From today’s Irish Independent comes a story which clearly shows the impact that poor quality information can have on a process or an outcome. The tale serves to highlight the fact that information entered as part of a process can feed into other processes and result in a less than desirable outcome.

On 20th March 2009, poor quality information nearly resulted in the worst air traffic disaster in Australian history as an Airbus A340-500 narrowly avoided crashing on take off into a residential area of Melbourne. The aircraft sustained damage to its tail and also caused damage to various lights and other systems on the runway of the airport at Melbourne.

The provisional report of the Australian Air Crash investigation found that the root cause for the incident was the inputting of an incorrect calculation for the weight of the aircraft of 262 tonnes, where as the plane was actually 362 tonnes in weight. This affected the calculations for airspeed required for take-off and the necessary thrust required to reach that speed.

The end  result was that the plane failed to take off correctly and gain height as required, resulting in the tail of the plane impacting on the runway and then proceeding to plough through a lighting array and airport instruments at the end of the runway.

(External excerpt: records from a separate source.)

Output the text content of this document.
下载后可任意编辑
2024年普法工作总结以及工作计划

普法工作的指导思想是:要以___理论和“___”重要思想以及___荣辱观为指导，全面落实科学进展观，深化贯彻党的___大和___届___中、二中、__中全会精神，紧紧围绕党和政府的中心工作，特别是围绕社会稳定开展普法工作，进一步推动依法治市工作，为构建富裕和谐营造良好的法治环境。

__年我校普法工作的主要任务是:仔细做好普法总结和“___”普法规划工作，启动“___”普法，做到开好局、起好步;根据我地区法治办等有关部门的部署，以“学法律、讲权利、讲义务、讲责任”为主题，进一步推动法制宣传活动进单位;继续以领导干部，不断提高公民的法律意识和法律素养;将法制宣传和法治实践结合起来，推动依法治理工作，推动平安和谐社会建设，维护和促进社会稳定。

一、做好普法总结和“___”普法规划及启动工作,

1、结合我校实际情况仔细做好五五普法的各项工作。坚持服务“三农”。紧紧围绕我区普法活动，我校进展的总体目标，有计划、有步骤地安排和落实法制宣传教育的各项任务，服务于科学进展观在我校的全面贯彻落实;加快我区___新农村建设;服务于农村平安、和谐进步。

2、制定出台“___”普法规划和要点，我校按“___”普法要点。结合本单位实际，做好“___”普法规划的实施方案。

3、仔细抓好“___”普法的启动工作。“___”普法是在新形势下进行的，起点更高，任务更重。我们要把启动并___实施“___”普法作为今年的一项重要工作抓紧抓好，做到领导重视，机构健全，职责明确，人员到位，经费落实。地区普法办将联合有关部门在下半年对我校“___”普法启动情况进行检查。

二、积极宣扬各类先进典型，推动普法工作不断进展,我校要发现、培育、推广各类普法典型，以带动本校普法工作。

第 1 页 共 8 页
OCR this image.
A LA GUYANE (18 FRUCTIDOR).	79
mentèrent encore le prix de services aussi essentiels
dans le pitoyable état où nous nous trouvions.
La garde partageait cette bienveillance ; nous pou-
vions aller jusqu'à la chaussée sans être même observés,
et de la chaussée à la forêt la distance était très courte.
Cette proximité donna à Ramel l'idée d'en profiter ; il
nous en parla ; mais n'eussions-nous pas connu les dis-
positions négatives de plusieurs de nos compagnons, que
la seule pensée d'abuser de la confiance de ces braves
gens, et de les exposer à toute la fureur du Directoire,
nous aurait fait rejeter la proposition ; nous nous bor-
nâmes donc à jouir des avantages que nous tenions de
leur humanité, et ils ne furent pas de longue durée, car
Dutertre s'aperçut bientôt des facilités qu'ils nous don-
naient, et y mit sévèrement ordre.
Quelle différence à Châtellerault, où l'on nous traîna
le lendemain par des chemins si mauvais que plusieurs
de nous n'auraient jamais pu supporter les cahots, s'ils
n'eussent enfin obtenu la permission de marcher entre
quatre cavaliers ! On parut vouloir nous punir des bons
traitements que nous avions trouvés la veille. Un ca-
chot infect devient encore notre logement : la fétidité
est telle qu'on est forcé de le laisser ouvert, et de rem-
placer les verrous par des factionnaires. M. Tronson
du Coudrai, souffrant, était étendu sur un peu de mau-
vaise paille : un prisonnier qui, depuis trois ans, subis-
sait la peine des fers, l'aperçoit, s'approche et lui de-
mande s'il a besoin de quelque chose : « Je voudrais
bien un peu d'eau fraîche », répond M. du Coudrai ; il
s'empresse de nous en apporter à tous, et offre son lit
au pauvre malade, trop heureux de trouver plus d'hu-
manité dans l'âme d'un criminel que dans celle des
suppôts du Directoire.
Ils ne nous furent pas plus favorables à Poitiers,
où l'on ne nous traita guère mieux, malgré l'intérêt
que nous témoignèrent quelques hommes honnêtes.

It is interesting, from an Information Quality perspective, to read the areas that the Accident Investigation team are looking at for further investigation (I’ve put the ones of most interest in Bold text, and the full report is available here):

  • human performance and organisational risk controls, including:
    • data entry
    • a review of similar accidents and incidents
    • organisational risk controls
    • systems and processes relating to performance calculations
  • computer-based flight performance planning, including:
    • the effectiveness of the human interface of computer based planning tools.
  • reduced power takeoffs, including:
    • the risks associated with reduced power takeoffs and how they are  managed
    • crew ability to reconcile aircraft performance with required takeoff performance, and the associated decision making of the flight crew
    • preventative methods, especially technological advancements.

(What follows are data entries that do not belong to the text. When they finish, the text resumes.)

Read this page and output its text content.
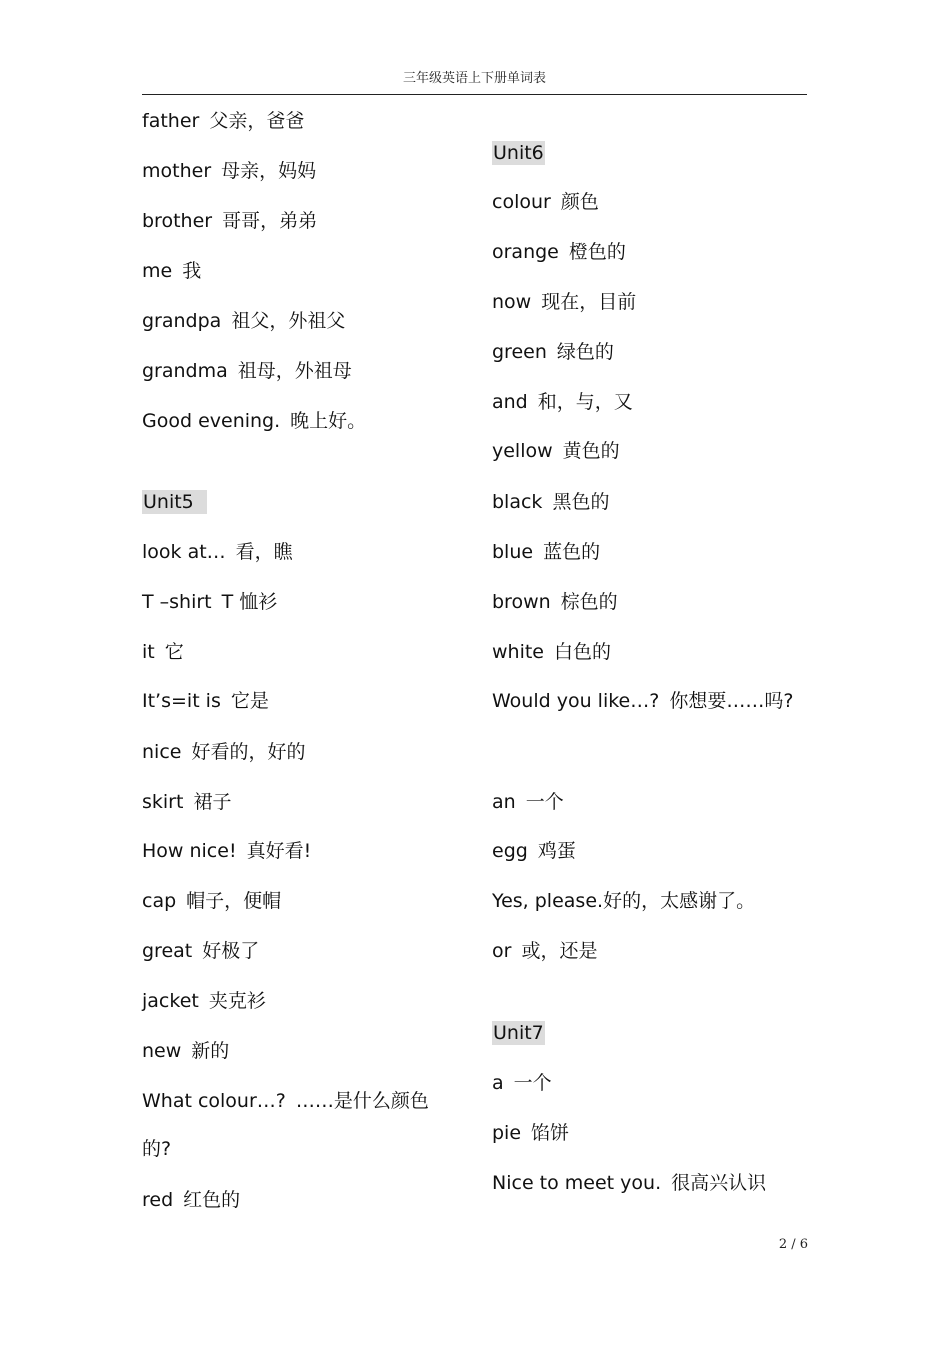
三年级英语上下册单词表
father 父亲，爸爸
mother 母亲，妈妈
brother 哥哥，弟弟
me 我
grandpa 祖父，外祖父
grandma 祖母，外祖母
Good evening. 晚上好。
Unit5
look at… 看，瞧
T –shirt T 恤衫
it 它
It’s=it is 它是
nice 好看的，好的
skirt 裙子
How nice! 真好看!
cap 帽子，便帽
great 好极了
jacket 夹克衫
new 新的
What colour…? ……是什么颜色的?
red 红色的
Unit6
colour 颜色
orange 橙色的
now 现在，目前
green 绿色的
and 和，与，又
yellow 黄色的
black 黑色的
blue 蓝色的
brown 棕色的
white 白色的
Would you like…? 你想要……吗?
an 一个
egg 鸡蛋
Yes, please.好的，太感谢了。
or 或，还是
Unit7
a 一个
pie 馅饼
Nice to meet you. 很高兴认识
2 / 6
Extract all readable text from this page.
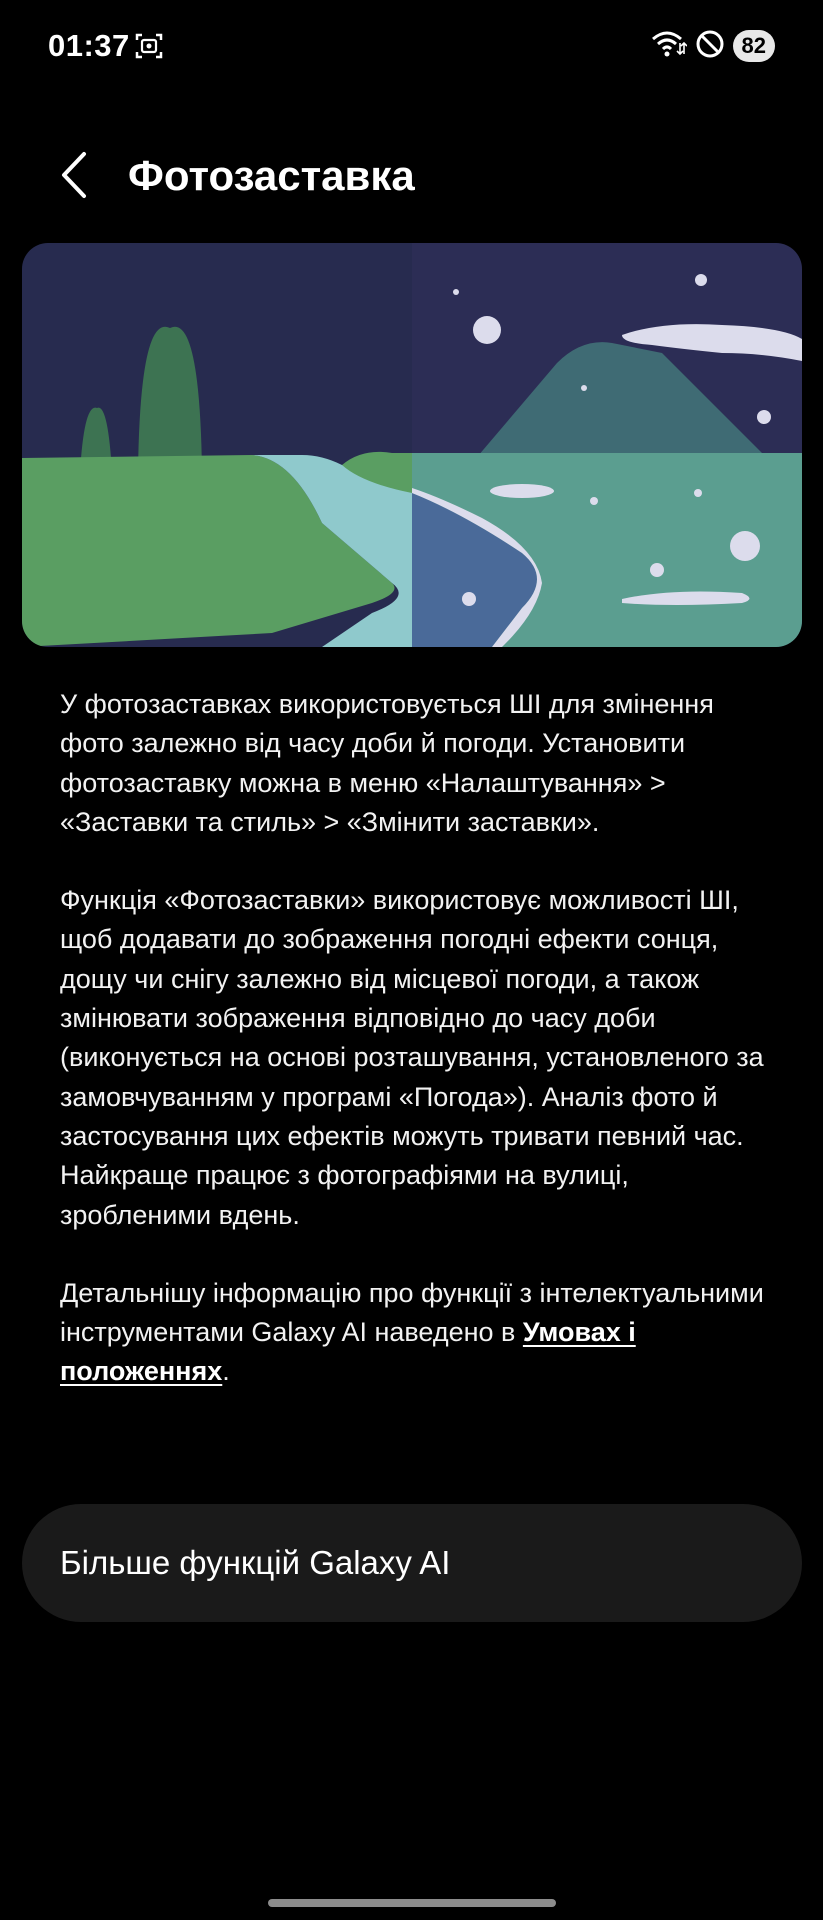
01:37	82
Фотозаставка

У фотозаставках використовується ШІ для змінення фото залежно від часу доби й погоди. Установити фотозаставку можна в меню «Налаштування» > «Заставки та стиль» > «Змінити заставки».

Функція «Фотозаставки» використовує можливості ШІ, щоб додавати до зображення погодні ефекти сонця, дощу чи снігу залежно від місцевої погоди, а також змінювати зображення відповідно до часу доби (виконується на основі розташування, установленого за замовчуванням у програмі «Погода»). Аналіз фото й застосування цих ефектів можуть тривати певний час. Найкраще працює з фотографіями на вулиці, зробленими вдень.

Детальнішу інформацію про функції з інтелектуальними інструментами Galaxy AI наведено в Умовах і положеннях.

Більше функцій Galaxy AI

The Report by the Australian authorities also contains reference to some of the migitations that the aircraft operator was considering to help prevent a recurrence of this risk:

  • • human factors – including review of current pre-departure, runway performance calculation and cross-check procedures; to determine if additional enhancement is feasible and desirable, with particular regard to error tolerance and human factors issues.
  • training – including review of the initial and recurrent training in relation to mixed fleet flying and human factors.
  • fleet technical and procedures – including introduction of a performance calculation and verification system which will protect against single data source entry error by allowing at least two independent calculations.
  • hardware and software technology – including liaising with technology providers regarding systems for detecting abnormal take-off performance.

For those of us familiar with Information Quality practices, this is an impressive haul of information quality management improvement actions focussed on ensuring that this type of near-miss never happens again. It is doubly interesting that causes of poor quality information feature in the items that are subject to further investigation (e.g. “human factors”, risk controls etc.) and common approaches to resolution or prevention of information quality problems form 75% of the action plan put forward by the operator (process enhancement, improved checking of accuracy/validity, assuring consistency with other facts or measures etc).